【西原】子、孫、ひ孫、そして、やしゃご-。カジマヤーを迎える宜野湾市の森田吉子さん(95)を囲み、計5世代の親戚約40人が6日、西原マリンパークで毎年恒例のビーチパーリーをした。うち3世代18人は、35年前から模合を続けているメンバー。「親戚なのに赤の他人と変わらなくなっちゃうなんて、寂しいじゃないか」。“吉子おばあ”を慕うビッグ・ファミリーがいる。(平島夏実)

森田吉子さん(手前中央)を囲む親戚一同=6日、西原マリンパーク

 模合は、吉子さんの子どもである賢治さん(71)、元子さん(66)、次雄さん(64)、なごみさん(61)、賢和さん(享年38)の5人が始めた。毎月持ち回りで自宅を開放し、積立金を使って夏はビーチパーリー、冬はホテル会場で忘年会を開いてきた。10年前に幹事を孫世代へ引き継ぎ、2カ月に1度、自宅代わりに食堂や居酒屋に集まる。

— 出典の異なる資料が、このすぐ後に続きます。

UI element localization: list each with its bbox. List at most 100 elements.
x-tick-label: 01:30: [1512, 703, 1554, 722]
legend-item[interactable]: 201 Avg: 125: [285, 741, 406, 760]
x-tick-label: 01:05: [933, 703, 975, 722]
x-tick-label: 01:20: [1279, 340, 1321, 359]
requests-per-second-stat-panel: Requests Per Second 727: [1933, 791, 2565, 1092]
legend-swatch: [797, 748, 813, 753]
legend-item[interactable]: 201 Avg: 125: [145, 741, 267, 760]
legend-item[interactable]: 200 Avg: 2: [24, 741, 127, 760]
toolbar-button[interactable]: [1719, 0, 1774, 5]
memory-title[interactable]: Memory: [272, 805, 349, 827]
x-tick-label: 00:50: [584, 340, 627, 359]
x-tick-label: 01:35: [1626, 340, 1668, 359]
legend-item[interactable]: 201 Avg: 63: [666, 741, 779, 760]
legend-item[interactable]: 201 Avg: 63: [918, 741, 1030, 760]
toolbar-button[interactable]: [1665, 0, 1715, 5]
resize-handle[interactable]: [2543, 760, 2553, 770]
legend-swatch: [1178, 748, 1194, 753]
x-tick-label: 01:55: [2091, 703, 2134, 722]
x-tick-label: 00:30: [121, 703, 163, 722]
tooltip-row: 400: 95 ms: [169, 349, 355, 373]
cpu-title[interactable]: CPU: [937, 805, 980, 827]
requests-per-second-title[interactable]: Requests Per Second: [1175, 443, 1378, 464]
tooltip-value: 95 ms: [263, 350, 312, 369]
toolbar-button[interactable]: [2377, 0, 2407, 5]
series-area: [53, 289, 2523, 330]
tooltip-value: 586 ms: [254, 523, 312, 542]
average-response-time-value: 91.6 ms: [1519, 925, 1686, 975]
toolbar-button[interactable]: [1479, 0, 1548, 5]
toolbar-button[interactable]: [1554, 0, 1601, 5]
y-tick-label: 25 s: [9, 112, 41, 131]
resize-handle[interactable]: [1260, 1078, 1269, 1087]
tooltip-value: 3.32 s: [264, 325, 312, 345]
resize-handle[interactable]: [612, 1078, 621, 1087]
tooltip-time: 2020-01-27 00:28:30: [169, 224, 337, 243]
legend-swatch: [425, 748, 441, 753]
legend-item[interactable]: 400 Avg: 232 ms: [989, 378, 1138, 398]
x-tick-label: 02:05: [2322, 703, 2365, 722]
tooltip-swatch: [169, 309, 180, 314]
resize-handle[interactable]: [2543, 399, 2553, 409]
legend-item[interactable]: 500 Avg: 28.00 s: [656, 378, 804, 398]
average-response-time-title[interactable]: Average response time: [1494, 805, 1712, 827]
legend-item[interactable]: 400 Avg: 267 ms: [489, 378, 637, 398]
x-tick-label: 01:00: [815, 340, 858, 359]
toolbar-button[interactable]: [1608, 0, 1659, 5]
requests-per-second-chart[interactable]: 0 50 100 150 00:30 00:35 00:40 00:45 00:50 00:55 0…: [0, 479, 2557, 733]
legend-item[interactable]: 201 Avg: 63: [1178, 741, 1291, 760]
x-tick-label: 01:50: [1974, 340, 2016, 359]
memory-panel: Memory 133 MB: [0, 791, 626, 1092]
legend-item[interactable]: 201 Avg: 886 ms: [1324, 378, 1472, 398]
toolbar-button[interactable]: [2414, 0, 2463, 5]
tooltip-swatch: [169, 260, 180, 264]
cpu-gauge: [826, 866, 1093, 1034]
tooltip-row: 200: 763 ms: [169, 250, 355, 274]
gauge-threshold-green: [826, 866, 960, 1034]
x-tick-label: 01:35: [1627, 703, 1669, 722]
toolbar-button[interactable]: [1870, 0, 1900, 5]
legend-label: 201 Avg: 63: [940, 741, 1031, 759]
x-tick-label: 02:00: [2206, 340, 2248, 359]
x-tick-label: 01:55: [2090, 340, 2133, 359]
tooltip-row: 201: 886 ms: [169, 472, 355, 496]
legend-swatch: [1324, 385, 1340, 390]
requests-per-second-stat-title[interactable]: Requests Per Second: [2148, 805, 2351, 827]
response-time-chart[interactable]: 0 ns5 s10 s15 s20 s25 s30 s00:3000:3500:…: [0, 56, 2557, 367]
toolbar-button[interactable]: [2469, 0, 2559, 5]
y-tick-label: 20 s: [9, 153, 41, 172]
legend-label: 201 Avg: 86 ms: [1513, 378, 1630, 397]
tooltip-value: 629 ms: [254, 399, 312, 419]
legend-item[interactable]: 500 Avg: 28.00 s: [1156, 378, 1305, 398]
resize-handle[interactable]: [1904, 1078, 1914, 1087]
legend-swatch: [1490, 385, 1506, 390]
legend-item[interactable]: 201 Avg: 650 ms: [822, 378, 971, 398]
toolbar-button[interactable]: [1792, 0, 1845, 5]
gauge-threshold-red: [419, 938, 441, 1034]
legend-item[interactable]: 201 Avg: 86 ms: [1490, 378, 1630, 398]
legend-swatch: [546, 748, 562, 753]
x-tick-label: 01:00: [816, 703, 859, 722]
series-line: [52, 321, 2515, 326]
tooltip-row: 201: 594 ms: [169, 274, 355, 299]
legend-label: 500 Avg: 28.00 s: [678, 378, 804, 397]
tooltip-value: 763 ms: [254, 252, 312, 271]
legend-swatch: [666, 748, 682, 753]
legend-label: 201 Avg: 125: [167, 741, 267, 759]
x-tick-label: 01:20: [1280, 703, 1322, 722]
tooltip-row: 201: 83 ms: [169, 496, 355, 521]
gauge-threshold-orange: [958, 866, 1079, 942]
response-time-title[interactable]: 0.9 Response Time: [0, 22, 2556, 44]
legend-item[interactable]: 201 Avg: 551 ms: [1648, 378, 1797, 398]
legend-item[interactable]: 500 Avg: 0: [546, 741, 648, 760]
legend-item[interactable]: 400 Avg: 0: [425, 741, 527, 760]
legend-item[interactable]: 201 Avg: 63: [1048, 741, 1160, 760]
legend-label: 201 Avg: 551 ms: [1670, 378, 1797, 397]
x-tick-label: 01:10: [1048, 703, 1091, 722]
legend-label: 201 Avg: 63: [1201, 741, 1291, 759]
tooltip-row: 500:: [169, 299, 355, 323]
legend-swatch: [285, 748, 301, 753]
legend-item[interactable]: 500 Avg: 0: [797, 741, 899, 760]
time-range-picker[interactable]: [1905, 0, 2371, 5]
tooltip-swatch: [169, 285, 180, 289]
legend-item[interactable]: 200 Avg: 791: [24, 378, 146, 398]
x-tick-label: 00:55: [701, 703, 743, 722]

 「賢治のひ孫のリアと、俺の孫の夢乃が幼なじみなんだよ? 普通だったら遠すぎて他人だよ」

 次雄さんは熱弁を振るう。

 「誰の子どもかじゃなくて、みんなの子ども。みんなでかわいがるんだよ。俺は自慢できるね」

 一族との結婚は入会が“条件”。賢治さんの長女の婿、平田武さん(64)は結婚と同時に参加し、次雄さんの長男の嫁、森田直子さん(37)は「居心地がいい」と交際当時から加わった。

 吉子さんは、模合を「群星(むるぶし)会」と名付けた。孫の與那原美奈子さん(38)と宮里久美子さん(38)のおなかには女の子が育っており、星の数は今後もますます増える予定だ。2人は、物心ついたころから群星会主催のハンドボール大会などで遊んだといい、「自分の子どもにも同じ楽しみをさせてあげたい」と声を弾ませる。

 マリンパークのあずまやで大人たちにお酒が回ったころ、血のつながった子どもたち10人がスイカ割りを始めた。

 與那原琉亜君(10)は、目隠しのタオルを巻いてもらって「アガッ」。お姉さん格の積愛美(まなみ)さん(8)が、野球バットを持って5回まわるよう数える。「もっと前だよ、前!」と屋我洋希(はるき)君(6)。「行け行けー」と積勇斗君(6)も声援を送る。スイカから真っ赤な果肉がこぼれた時、あずまやから声があがった。

 「小さい星が集まって大きな力になる。発端の吉子がどんなにすごいかってことよ」。